ClickHouse on Kubernetes: Running ClickHouse Cluster on Amazon EKS

Introduction

Kubernetes orchestration simplifies many common operational concerns like scheduling, auto-scaling, and failover. Usually, databases that support replication, sharding, and auto-scaling are well-suited for Kubernetes. ClickHouse and Kubernetes can perform better together.

At ChistaDATA, we are interested in writing the following series of blogs to explain the ClickHouse on Kubernetes topic.

This is the second part of the series.

In this blog post, we will explain the complete details of the Installation and configurations of the ClickHouse cluster on Amazon EKS.

Overview of ClickHouse on EKS

To complete the setup, we need to work on the following steps.

  • Creating IAM user and configurations
  • Installing AWS CLI and configurations
  • Installing eksctl
  • Installing Kubectl
  • Creating the Amazon EKS cluster
  • Creating Addon for the EBS CSI driver
  • Cloning cluster configs and configurations
  • Testing the connections and cluster status

Creating IAM user and configurations

The first step we would say is to create the IAM user with proper configurations.

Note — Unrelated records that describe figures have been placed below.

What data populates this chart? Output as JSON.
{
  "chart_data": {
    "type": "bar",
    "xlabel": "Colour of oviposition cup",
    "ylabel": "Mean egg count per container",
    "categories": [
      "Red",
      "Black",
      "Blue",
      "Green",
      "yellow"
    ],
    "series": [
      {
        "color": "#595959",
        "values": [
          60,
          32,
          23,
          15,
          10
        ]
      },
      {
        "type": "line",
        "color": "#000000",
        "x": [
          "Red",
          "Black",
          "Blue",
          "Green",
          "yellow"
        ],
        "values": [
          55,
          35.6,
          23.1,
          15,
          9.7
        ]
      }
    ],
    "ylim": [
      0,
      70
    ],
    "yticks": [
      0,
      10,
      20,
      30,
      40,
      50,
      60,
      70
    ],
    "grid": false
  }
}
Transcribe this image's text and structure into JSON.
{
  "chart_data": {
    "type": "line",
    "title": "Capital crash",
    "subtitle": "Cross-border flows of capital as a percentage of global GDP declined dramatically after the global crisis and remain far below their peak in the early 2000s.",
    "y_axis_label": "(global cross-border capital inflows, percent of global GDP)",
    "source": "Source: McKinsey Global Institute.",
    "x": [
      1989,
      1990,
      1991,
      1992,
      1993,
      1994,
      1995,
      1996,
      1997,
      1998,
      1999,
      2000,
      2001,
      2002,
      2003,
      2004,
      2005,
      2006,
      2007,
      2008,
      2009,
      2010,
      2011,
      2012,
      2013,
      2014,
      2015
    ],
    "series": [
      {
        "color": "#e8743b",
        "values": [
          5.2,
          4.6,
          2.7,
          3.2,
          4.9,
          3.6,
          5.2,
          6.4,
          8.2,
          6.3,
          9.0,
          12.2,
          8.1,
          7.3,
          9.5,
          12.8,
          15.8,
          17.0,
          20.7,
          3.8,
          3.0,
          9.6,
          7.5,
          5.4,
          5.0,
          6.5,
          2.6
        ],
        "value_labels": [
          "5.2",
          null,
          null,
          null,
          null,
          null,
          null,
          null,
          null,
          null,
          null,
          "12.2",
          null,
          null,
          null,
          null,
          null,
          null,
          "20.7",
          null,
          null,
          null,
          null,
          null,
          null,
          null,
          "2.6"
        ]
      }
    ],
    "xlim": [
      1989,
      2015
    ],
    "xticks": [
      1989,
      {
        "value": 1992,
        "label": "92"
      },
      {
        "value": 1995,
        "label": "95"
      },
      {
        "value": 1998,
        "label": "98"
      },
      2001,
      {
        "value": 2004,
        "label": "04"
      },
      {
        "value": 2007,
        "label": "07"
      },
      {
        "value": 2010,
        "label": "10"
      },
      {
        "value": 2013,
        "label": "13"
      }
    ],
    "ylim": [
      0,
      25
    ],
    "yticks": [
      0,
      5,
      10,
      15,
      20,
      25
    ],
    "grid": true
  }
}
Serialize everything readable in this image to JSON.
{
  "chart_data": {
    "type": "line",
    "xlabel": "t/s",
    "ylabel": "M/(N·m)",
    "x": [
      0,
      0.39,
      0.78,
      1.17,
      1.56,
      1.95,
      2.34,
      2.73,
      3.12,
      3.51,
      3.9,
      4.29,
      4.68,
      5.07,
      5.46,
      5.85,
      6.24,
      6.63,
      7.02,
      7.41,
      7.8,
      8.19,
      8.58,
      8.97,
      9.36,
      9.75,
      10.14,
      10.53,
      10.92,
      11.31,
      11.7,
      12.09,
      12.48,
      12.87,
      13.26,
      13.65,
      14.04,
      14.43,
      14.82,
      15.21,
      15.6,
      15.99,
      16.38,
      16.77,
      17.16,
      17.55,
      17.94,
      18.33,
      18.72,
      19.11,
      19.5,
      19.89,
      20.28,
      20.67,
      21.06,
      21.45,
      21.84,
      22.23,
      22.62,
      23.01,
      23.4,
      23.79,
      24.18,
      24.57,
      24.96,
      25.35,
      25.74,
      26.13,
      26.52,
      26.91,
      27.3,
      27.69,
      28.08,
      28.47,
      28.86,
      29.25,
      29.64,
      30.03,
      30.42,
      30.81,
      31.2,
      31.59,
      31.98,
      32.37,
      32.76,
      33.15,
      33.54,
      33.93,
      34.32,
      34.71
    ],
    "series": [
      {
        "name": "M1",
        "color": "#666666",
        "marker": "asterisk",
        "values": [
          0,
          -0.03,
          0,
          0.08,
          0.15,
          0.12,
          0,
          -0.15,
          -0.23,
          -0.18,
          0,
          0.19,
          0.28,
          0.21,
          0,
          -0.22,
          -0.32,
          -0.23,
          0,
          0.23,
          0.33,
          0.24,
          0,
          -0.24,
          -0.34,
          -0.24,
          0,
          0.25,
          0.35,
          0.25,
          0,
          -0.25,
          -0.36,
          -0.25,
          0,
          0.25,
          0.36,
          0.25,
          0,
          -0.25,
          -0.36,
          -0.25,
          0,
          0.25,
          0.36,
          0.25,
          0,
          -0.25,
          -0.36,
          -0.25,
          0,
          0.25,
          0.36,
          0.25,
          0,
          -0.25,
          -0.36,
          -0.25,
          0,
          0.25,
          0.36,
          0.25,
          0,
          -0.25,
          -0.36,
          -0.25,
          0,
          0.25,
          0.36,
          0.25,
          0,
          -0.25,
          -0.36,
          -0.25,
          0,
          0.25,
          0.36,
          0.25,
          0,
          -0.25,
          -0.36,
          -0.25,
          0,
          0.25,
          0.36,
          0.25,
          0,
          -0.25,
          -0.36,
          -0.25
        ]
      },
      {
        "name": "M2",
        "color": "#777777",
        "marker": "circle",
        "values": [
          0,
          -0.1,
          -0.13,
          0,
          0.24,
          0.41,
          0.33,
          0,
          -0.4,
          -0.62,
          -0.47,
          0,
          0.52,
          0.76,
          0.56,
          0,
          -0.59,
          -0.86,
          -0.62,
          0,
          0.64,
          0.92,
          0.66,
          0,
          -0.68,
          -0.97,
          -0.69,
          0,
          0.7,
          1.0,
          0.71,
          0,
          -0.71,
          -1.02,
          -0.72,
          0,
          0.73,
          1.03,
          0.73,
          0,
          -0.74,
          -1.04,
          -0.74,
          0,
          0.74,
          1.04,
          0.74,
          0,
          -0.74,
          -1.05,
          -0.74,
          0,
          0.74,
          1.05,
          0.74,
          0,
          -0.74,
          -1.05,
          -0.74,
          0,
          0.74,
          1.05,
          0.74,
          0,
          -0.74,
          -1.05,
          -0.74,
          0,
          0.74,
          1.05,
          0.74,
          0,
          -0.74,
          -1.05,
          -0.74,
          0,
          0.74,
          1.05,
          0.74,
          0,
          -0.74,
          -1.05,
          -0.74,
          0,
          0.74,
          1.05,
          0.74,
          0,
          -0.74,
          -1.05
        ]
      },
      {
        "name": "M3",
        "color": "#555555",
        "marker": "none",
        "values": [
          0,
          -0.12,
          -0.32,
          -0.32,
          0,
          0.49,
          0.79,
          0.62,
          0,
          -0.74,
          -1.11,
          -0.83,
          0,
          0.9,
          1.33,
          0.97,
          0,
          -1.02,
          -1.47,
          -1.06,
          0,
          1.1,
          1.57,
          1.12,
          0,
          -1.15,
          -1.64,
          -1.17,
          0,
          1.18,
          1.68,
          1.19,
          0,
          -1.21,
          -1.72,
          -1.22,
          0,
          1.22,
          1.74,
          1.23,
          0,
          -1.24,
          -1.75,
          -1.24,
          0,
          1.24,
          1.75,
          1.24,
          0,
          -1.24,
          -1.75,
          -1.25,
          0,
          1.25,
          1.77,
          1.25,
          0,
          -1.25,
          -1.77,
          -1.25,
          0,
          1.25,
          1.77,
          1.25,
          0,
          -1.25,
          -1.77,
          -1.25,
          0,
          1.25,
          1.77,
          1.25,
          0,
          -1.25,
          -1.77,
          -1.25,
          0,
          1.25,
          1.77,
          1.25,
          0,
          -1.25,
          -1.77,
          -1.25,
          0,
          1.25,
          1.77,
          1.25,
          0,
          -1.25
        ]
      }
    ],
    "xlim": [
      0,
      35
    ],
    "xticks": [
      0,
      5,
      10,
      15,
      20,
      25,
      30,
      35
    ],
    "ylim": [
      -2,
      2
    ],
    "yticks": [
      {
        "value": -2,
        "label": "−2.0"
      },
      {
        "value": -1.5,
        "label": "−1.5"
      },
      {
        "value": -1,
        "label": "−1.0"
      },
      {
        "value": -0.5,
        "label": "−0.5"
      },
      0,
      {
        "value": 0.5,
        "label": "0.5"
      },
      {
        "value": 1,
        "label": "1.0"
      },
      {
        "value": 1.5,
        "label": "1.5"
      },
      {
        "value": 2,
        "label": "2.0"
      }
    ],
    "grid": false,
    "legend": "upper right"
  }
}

The user should have the access to AWS management console and Access key/Secret keys. Make sure you already have the access to AWS management console, If not use the link to create one.

Once login the AWS console, open the IAM panel and click the create users section. Enter the user name and select the AWS management console and Access key/Secret key as shown below.

Then choose the AdministratorAccess as shown below in the permissions section, then click next.

Then complete the setup. Once you click the user name, you can see the Access key and Secret Key, as shown below.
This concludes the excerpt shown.